Using the free VLC Media Player with Practice Tracks

If you have a Windows machine, you almost certainly have Windows Media Player installed on your machine. And if you have an Apple Mac machine, you will have iTunes installed. Some Windows users may also have iTunes installed. It is likely that, if you choose to view an audio or a video, you will use one of these programs to play them.

However, if you would like to have help with the practice tracks, you may wish to install another media player: VLC Media Player.

Why? Because you can use it, among other things, to play your audio tracks at reduced speed, so you have a chance to figure out your part, and then to work up to full speed.

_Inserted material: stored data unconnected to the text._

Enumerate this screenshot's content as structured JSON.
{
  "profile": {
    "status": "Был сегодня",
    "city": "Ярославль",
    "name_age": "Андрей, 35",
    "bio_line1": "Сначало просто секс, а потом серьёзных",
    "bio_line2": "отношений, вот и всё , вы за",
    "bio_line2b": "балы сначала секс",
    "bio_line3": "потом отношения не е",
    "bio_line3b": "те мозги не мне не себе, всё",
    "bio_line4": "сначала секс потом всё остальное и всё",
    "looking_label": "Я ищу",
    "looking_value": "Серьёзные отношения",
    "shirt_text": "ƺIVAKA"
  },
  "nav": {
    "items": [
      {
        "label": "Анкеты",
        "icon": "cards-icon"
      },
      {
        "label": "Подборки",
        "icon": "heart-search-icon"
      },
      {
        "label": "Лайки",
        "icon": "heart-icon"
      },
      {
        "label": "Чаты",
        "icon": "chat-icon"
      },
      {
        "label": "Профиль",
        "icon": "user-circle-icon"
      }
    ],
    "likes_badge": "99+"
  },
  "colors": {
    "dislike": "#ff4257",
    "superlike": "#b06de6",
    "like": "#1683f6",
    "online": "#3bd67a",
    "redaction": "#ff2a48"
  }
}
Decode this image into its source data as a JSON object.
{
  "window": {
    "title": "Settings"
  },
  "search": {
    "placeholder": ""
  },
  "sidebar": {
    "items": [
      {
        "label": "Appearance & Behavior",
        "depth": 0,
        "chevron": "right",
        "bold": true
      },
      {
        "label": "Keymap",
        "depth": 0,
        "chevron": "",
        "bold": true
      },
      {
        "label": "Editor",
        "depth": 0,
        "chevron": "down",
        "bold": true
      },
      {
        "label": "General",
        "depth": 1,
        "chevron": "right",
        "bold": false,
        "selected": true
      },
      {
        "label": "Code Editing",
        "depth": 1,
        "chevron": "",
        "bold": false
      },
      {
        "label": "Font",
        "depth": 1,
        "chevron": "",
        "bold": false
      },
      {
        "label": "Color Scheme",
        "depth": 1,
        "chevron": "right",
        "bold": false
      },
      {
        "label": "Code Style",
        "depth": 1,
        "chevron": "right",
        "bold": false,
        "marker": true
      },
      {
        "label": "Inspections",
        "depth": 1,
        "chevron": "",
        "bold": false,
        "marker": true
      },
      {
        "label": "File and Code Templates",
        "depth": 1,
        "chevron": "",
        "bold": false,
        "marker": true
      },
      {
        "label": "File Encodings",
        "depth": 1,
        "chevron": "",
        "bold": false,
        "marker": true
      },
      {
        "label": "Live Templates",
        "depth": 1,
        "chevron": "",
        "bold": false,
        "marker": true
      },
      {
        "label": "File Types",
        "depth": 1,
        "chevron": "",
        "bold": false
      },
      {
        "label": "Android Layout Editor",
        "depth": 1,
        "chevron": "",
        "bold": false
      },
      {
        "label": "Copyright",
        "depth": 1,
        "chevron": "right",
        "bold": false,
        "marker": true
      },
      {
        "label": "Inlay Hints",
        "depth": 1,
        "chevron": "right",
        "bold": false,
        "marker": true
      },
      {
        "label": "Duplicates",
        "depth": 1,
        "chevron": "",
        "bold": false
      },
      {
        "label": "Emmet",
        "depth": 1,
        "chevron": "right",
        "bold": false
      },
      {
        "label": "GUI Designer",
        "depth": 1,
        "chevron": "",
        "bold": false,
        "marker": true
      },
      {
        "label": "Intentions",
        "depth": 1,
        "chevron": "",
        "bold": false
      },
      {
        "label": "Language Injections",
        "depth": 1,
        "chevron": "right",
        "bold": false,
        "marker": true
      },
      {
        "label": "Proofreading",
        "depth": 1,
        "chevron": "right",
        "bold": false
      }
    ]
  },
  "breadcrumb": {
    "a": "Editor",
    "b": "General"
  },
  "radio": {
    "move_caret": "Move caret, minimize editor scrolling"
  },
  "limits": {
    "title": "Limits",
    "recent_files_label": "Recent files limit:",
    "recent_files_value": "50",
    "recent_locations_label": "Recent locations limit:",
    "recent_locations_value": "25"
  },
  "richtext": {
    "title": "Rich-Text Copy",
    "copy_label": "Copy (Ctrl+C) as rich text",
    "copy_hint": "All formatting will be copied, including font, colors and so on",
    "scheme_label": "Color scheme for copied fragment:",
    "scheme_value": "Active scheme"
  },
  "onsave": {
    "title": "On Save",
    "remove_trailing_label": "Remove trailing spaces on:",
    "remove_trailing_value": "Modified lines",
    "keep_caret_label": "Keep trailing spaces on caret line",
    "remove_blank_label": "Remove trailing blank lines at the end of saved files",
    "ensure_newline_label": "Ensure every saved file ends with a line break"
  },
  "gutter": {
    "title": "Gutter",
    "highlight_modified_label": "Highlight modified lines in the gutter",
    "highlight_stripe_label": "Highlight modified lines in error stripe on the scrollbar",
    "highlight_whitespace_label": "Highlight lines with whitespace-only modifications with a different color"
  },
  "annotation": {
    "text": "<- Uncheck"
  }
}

You can also use VLC Media Player to loop, starting at a particular point in the track, and ending at a later point; this helps you to figure out particularly troublesome areas, and to go over that area many times — perhaps gradually increasing speed — until you have it down.

Note that, to use these features, you will have to download the practice tracks you want to work on from the Practice Tracks page.

Note also that VLC Media Player is available for other platforms, including Ubuntu (a version of Linux), iPhones/iPads, and Android devices.

Here’s an easy tutorial on how to download, install, and start using VLC Media Player:


Here’s a video about how to slow down tracks and loop tracks using VLC Media Player. (Note that this video is focused on guitarists and videos, and doesn’t give examples; he just tells you how to set things up. However, just think in terms of vocals/chorus and audios, and what he says still applies.)


I hope that this helps you practice using the Practice Tracks!